In the second example we don’t have lifetime extension because of [class.temporary] ¶6.11:

The lifetime of a temporary bound to the returned value in a function return statement ([stmt.return]) is not extended; the temporary is destroyed at the end of the full-expression in the return statement.

If we re-wrote the example thus:

C foo(const A &a)
{
    return { B{ a } };
}

int main()
{
    C c = foo(A {});
    std::cout << "---" << std::endl;
}

clause 6.9 would instead kick in:

A temporary object bound to a reference parameter in a function call ([expr.call]) persists until the completion of the full-expression containing the call.

Why then does lifetime extension apply in the first example? Well, it’s simple: aggregate initialisers are not function calls. They are described in different portions of the standard: function calls are described in [expr.call], while initialisation expressions are described in [expr.type.conv] (and aggregate initialisation in [dcl.init.aggr]).

Note, however, that if B had an actual constructor:

struct B
{
    const A &a;
    B(const A &a_): a(a_) {}
};

then invoking that constructor counts as a function invocation, at which point [class.temporary] ¶6.9 becomes relevant again.⁰ Without it, the reference members of aggregates are treated as if they were declared directly as variables, as far as lifetimes are concerned.

If you want to perform aggregate initialisation without temporary lifetime extension like Clang (incorrectly) does, you can use parentheses instead of braces for initialisation, which will trigger [class.temporary] ¶6.10:

A temporary object bound to a reference element of an aggregate of class type initialized from a parenthesized expression-list ([dcl.init]) persists until the completion of the full-expression containing the expression-list.

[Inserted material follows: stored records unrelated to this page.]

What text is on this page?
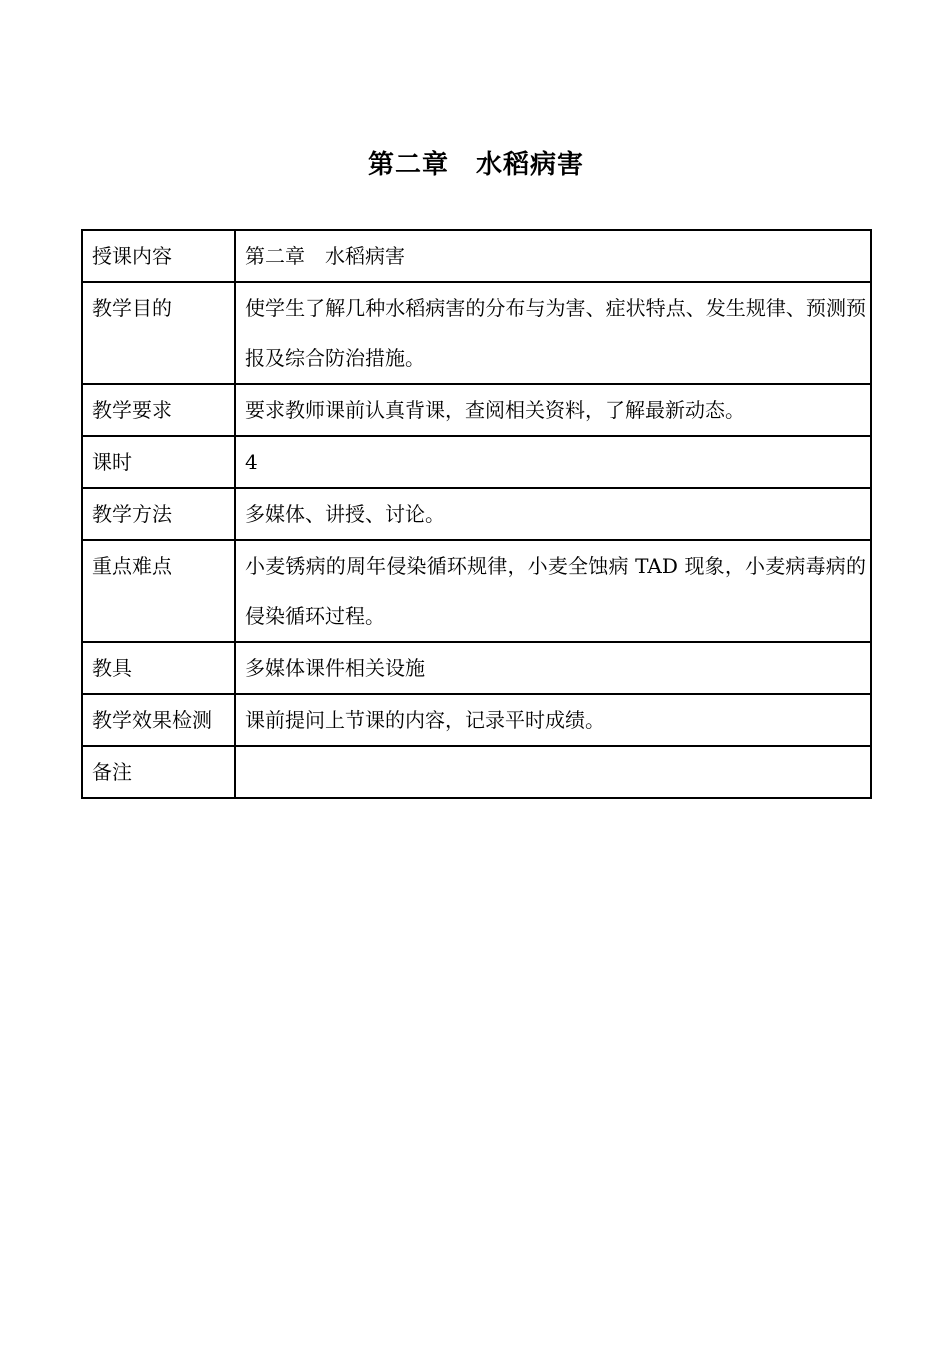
第二章　水稻病害
授课内容	第二章　水稻病害
教学目的	使学生了解几种水稻病害的分布与为害、症状特点、发生规律、预测预报及综合防治措施。
教学要求	要求教师课前认真背课，查阅相关资料，了解最新动态。
课时	4
教学方法	多媒体、讲授、讨论。
重点难点	小麦锈病的周年侵染循环规律，小麦全蚀病 TAD 现象，小麦病毒病的侵染循环过程。
教具	多媒体课件相关设施
教学效果检测	课前提问上节课的内容，记录平时成绩。
备注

Unfortunately, Clang apparently does not implement this currently, as this is a new addition to C++20 (proposal P0960). Note that the text of that proposal even explicitly spells out that GCC’s behaviour wrt the first example is what’s intended by the standard.

---

⁰ Presumably. The clause only mentions function calls as described in [expr.call], and I am having a hard time finding any clear statement in the standard that constructor calls are supposed to work the same way.